A John Kelly in Salem appears on a petition for the formation of one or more counties in 1769. Samuel Kelly was one of his associates. John Kelly renders an account of individual losses which he met at Ticonderoga. John Kelly of Dover, in 1782, furnished an affidavit in relation to the identity of a soldier. John Kelly of Deerfield was a recruit for the Continental army in 1780. John Kelly was one of the selectmen of Salem in 1775.

John E. Kelly was one of Warner’s selectmen in 1801. John Kelly of North Hampton was one of Captain Parsons’ company, Colonel Runnells’ regiment, at Charleston, in 1781.

John Kelly of New York was granted 69,100 acres of land in Lamoiville, Vt., in 1787. In 1791 he was given 30,000 acres more. In both cases the grants were made by the legislature of Vermont. This John Kelly must have been one of the “Royal Order of Patroons.” Kellyburg, Kellyvale, and Kelly Grant marked his progress in the Green Mountain state. John Kelly, a native of Plaistow, graduated from Amherst College in 1825. He lived in Chester in 1833. The history of the town speaks of him in the highest terms.

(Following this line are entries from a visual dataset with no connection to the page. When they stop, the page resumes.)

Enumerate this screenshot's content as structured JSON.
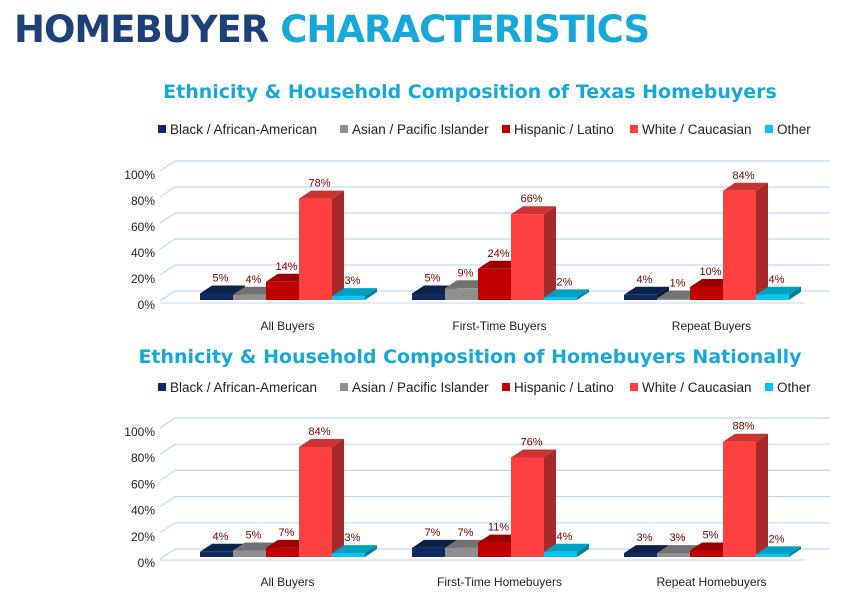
{
  "page_title": {
    "part1": "HOMEBUYER",
    "part2": "CHARACTERISTICS"
  },
  "colors": {
    "title_dark": "#1d3f7a",
    "title_accent": "#17a8d8"
  },
  "chart_data": [
    {
      "type": "bar",
      "title": "Ethnicity & Household Composition of Texas Homebuyers",
      "categories": [
        "All Buyers",
        "First-Time Buyers",
        "Repeat Buyers"
      ],
      "ylim": [
        0,
        100
      ],
      "yticks": [
        "0%",
        "20%",
        "40%",
        "60%",
        "80%",
        "100%"
      ],
      "grid": true,
      "legend": "top",
      "style": "3d-clustered-column",
      "series": [
        {
          "name": "Black / African-American",
          "color": "#0e2a5e",
          "values": [
            5,
            5,
            4
          ]
        },
        {
          "name": "Asian /  Pacific Islander",
          "color": "#8f8f8f",
          "values": [
            4,
            9,
            1
          ]
        },
        {
          "name": "Hispanic / Latino",
          "color": "#c00000",
          "values": [
            14,
            24,
            10
          ]
        },
        {
          "name": "White / Caucasian",
          "color": "#ff4040",
          "values": [
            78,
            66,
            84
          ]
        },
        {
          "name": "Other",
          "color": "#00c8f2",
          "values": [
            3,
            2,
            4
          ]
        }
      ]
    },
    {
      "type": "bar",
      "title": "Ethnicity & Household Composition of Homebuyers Nationally",
      "categories": [
        "All Buyers",
        "First-Time Homebuyers",
        "Repeat Homebuyers"
      ],
      "ylim": [
        0,
        100
      ],
      "yticks": [
        "0%",
        "20%",
        "40%",
        "60%",
        "80%",
        "100%"
      ],
      "grid": true,
      "legend": "top",
      "style": "3d-clustered-column",
      "series": [
        {
          "name": "Black / African-American",
          "color": "#0e2a5e",
          "values": [
            4,
            7,
            3
          ]
        },
        {
          "name": "Asian /  Pacific Islander",
          "color": "#8f8f8f",
          "values": [
            5,
            7,
            3
          ]
        },
        {
          "name": "Hispanic / Latino",
          "color": "#c00000",
          "values": [
            7,
            11,
            5
          ]
        },
        {
          "name": "White / Caucasian",
          "color": "#ff4040",
          "values": [
            84,
            76,
            88
          ]
        },
        {
          "name": "Other",
          "color": "#00c8f2",
          "values": [
            3,
            4,
            2
          ]
        }
      ]
    }
  ]
}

Ezekiel Kelly, a native of Newbury, Mass., was in Chester, N. H., in 1784. Col. Israel W. Kelly resided there in 1810, and Ephraim Kelly was one of the selectmen in 1825.

Rev. John Kelly of Hampstead was of the sixth generation of John Kelly of Newbury, Mass., who came over in 1635. He had five sons and seven daughters. He died in Hampstead in 1848. Three of his sons were college graduates. He wrote a history of Hampstead. He was pastor of the church in that town from 1792 to his death in 1848, fifty-six years.

The ways of the Kellys were not always smooth, for Brewster’s Rambles Around Portsmouth says, that in July, 1686, John Kelly and his family were ordered to give security or leave town, a survival of the custom in vogue in Boston and probably introduced to New Hampshire when the Province came under the control of Massachusetts Bay.

John Kelly was a Revolutionary soldier and died in Raymond. A John Kelly was one of Windham’s first settlers, and a type of the late historian Morrison’s so-called “pure-blooded Scotch Irishman.”

John Kelly was a member of the governor’s council in 1846. John Kelly was register of probate for Hillsborough County, N. H., 1831 to 1837. John Kelly was register of deeds in Rockingham County from 1832 to 1837.

Joseph Kelly was one of the selectmen of Sunbudy in 1757. Joseph Kelly was a prisoner in Amherst jail in 1774. The occasion for it was an assault he made on John Holman. It seems clear that the cause of the trouble was political, for the Provincial papers contain several petitions from some of the towns of Hillsborough County asking for his release. He was a Nottingham man, and from the records seemed to be in hot water a good part of the time. He raised a company in June, 1775, but his men refused to allow Major Hobart to muster them into the service. His troubles extended to 1787.